The Ammaaqs left Iglulik on July 1, 1986 when Bonnie was seven, her brother Isa was three and her sister Wilma was just a baby. Parents Samueli and Michelline Ammaaq - who, like many Inuit, were coerced by the government to move into communities - decided to return to the land and raise their children. The location they chose was about three days away from Iglulik by snowmobile. They lived there for 11 years with some modern conveniences: a generator, a heater, a stove and a laundry machine.
Michelline, who attended residential school, provided academic lessons for the children. For example, she gave the kids boxes of bullets to practice their math skills while on the tundra.

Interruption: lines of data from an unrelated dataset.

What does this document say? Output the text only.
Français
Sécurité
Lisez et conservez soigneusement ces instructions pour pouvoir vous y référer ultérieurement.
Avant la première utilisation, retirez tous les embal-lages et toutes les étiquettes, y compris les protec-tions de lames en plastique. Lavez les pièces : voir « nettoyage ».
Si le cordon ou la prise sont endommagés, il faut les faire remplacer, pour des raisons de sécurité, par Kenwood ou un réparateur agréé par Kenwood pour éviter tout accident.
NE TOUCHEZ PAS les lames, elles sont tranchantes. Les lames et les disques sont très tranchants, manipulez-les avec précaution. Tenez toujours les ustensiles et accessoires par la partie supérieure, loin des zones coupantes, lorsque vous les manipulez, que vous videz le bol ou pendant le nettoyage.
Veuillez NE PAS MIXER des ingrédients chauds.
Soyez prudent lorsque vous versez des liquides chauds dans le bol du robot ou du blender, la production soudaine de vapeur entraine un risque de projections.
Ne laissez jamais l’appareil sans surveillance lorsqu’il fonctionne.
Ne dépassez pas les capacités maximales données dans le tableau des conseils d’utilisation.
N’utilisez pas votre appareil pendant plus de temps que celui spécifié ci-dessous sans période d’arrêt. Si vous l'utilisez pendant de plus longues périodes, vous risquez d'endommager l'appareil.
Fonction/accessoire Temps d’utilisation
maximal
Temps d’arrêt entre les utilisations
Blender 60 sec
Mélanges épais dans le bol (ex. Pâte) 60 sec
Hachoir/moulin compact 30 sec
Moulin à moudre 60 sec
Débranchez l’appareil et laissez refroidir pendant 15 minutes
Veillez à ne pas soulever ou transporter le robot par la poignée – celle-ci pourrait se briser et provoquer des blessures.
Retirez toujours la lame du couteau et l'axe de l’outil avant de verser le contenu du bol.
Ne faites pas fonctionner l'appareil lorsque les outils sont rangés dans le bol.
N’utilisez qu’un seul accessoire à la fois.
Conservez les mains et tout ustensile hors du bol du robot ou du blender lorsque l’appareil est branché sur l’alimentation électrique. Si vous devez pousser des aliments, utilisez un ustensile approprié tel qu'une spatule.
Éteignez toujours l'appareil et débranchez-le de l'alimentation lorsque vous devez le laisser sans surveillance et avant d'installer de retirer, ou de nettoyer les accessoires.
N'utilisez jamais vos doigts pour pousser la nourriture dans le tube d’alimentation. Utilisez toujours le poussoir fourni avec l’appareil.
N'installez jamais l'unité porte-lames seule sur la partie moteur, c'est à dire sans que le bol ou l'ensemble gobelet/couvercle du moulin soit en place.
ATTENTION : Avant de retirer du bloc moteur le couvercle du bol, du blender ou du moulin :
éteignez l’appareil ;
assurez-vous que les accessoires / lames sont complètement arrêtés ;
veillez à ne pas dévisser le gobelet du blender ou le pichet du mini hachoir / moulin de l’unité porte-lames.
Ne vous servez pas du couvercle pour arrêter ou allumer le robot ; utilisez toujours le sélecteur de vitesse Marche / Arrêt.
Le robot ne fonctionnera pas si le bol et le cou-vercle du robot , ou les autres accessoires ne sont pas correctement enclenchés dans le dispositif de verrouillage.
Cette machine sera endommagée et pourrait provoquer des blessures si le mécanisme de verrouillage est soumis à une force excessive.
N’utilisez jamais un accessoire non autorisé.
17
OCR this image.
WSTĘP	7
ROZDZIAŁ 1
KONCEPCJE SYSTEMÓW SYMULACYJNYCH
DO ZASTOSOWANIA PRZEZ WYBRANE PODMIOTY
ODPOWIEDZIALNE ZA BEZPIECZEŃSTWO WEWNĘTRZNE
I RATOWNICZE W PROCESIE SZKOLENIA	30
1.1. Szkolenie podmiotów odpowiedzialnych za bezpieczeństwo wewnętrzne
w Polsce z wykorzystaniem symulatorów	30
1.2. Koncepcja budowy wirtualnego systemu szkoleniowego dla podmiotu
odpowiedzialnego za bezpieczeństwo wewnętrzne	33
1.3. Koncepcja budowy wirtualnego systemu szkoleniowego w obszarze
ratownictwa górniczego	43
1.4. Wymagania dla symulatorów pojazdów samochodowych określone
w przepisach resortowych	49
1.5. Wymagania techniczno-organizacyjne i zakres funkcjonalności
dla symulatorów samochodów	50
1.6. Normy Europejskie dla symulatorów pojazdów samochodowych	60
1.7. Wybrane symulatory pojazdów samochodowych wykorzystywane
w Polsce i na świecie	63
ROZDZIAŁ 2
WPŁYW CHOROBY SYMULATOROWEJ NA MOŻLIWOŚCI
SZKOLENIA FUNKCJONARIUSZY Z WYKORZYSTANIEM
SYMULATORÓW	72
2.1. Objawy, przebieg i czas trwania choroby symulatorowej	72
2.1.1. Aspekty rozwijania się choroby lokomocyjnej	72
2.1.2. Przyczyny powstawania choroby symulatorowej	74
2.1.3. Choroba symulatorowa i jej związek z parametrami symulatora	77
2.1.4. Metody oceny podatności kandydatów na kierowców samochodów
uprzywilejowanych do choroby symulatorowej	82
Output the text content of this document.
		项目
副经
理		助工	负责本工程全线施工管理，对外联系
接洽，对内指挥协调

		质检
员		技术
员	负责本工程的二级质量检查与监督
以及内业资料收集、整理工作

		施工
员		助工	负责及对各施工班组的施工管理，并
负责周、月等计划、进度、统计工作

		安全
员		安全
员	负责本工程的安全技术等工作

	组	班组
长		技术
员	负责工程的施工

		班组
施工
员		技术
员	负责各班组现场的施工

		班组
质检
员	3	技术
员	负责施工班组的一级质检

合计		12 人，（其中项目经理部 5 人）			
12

Bonnie returned to Iglulik in 1998 when she was pregnant, but found life in the community like "jail." Her parents followed soon after, yet an obvious tension existed despite being reunited.
"I lost myself," Bonnie says. "I was just angry. I couldn't talk about 'back home' with my parents. We really missed it and couldn't talk about it. It was hard for us."
Bonnie chronicled part of her family's story in a 2015 award-winning, 15-minute documentary titled Nowhere Land. The film was selected as Best Short (Drama) at the imagineNATIVE Film + Media Arts Festival.
After putting together the documentary and sharing the story with others, Bonnie says she became more comfortable discussing her past.
The family's history is being featured again, this time through an online interactive essay produced by the National Film Board, titled The Cache. The blending of text, numerous photos, music, spoken word and sound effects, which went live in June, recounts the family's contentment on the land and challenges living in a hamlet.
Bonnie says she has more stories to tell through film and they'll come out when the time is right. She is, however, sometimes reluctant to be in the spotlight. She declined an invitation to attend a film festival where Nowhere Land was being screened a couple of years ago, describing herself as "not very outgoing." She did attend a screening in Iqaluit and says viewers told her that they found the film inspirational.
Bonnie says he plans to spend the summer with her family, including her daughter and two sons.
She is glad to be close to her aging parents today. Together, they attended Iglulik's fishing derby in May.
"I was happy to help my parents," she says, adding that she assisted them in getting to and from the lake.
She adds that she hopes someday her extended family can have a reunion at the outpost camp.
"That would be very helpful," she says.